VR program “Snow Canyon” helps ease pain of burn patients.
Hunter Hoffman and his University of Washington colleague David Patterson have been working on clinical health applications of virtual reality for more than twenty years. The programs they have developed and tested, including “Snow World” and “Snow Canyon,” have been shown to reduce the need for pain medication in burn patients during painful wound care procedures.
With laptops and VR face masks in tow, Dr. Hoffman showed this technology to policymakers, congressional staff and at least one member of Congress during the Coalition for Health Funding’s Public Health Fair, an annual hands-on event on Capitol Hill. The American Psychological Association is a member of the Coalition for Health Funding, a group that advocates for sustained funding for all the U.S. Public Health Service agencies (including the National Institutes of Health, Centers for Disease Control and Prevention, and Health Resources and Services Administration.)

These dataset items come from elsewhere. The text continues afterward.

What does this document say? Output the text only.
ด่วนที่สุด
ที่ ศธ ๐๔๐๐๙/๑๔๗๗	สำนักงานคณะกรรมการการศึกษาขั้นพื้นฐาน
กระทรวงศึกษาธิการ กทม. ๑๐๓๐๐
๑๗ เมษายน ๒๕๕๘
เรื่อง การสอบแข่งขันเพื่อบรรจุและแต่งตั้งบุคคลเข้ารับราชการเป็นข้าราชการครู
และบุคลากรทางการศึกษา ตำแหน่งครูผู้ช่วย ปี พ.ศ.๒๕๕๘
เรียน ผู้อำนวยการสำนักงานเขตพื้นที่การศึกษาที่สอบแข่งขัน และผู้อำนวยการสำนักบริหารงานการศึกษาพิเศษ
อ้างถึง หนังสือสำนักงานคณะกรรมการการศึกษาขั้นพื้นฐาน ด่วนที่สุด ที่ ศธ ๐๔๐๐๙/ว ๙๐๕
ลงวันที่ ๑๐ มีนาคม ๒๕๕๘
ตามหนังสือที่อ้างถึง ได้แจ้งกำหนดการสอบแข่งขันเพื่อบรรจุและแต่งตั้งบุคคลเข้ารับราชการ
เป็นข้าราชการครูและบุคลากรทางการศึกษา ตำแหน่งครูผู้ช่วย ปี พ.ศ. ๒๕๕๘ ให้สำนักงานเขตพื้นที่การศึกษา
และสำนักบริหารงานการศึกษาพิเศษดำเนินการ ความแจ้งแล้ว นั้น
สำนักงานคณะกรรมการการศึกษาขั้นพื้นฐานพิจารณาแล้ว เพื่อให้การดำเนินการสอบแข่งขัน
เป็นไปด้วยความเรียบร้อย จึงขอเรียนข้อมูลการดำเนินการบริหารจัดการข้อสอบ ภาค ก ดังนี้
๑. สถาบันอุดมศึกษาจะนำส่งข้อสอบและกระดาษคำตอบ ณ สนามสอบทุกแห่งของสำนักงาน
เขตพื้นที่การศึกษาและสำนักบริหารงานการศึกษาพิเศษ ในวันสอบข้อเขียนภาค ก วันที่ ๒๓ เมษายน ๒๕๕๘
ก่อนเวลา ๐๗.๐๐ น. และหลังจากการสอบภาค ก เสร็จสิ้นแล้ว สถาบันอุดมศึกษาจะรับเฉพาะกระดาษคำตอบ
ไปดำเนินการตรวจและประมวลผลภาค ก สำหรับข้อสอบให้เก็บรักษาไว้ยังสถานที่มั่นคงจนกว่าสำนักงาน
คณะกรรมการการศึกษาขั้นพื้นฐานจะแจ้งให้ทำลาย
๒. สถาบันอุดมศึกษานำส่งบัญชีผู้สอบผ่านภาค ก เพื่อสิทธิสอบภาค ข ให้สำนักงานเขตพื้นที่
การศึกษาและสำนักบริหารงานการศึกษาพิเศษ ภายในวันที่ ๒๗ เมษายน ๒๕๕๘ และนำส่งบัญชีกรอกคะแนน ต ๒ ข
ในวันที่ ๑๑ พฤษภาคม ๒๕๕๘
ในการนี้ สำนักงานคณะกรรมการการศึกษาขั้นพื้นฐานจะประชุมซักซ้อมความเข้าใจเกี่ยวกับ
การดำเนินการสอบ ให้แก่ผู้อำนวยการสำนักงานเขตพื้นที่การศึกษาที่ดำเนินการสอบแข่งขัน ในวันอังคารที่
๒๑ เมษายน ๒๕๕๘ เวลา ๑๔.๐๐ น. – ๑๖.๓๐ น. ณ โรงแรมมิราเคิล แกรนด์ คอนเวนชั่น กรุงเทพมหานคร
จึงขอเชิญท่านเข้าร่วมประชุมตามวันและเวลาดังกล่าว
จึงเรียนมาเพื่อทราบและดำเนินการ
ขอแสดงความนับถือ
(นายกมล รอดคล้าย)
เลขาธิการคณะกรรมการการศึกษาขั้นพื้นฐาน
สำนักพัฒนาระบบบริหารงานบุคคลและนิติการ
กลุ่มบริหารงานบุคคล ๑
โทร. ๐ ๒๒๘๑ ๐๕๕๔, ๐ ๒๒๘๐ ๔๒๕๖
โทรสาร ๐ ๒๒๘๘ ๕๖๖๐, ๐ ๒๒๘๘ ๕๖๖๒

When “Snow World” was first developed in the late 1990s, the virtual reality helmet for its use cost $35,000. The cost of the technology has dropped dramatically since then, and the “Snow Canyon” program can be used with a $500 face mask and noise-cancelling headphones. The drop in cost makes it possible for hospitals and other health care settings to use this technology. Health care institutions are eager for non-pharmacological adjuncts to traditional pain medication, especially programs like these that have strong data supporting their effectiveness.
Attendees at the Public Health Fair were able to wear the mask and experience how the immersive nature of virtual reality can distract patients from painful medical procedures.
Dr. Hoffman participated in a series of visits to members of the Washington state congressional delegation as part of the 2018 Rally for Medical Research, in which he explained his team’s research and thanked the members of Congress for their strong support of the National Institutes of Health, which funds the work.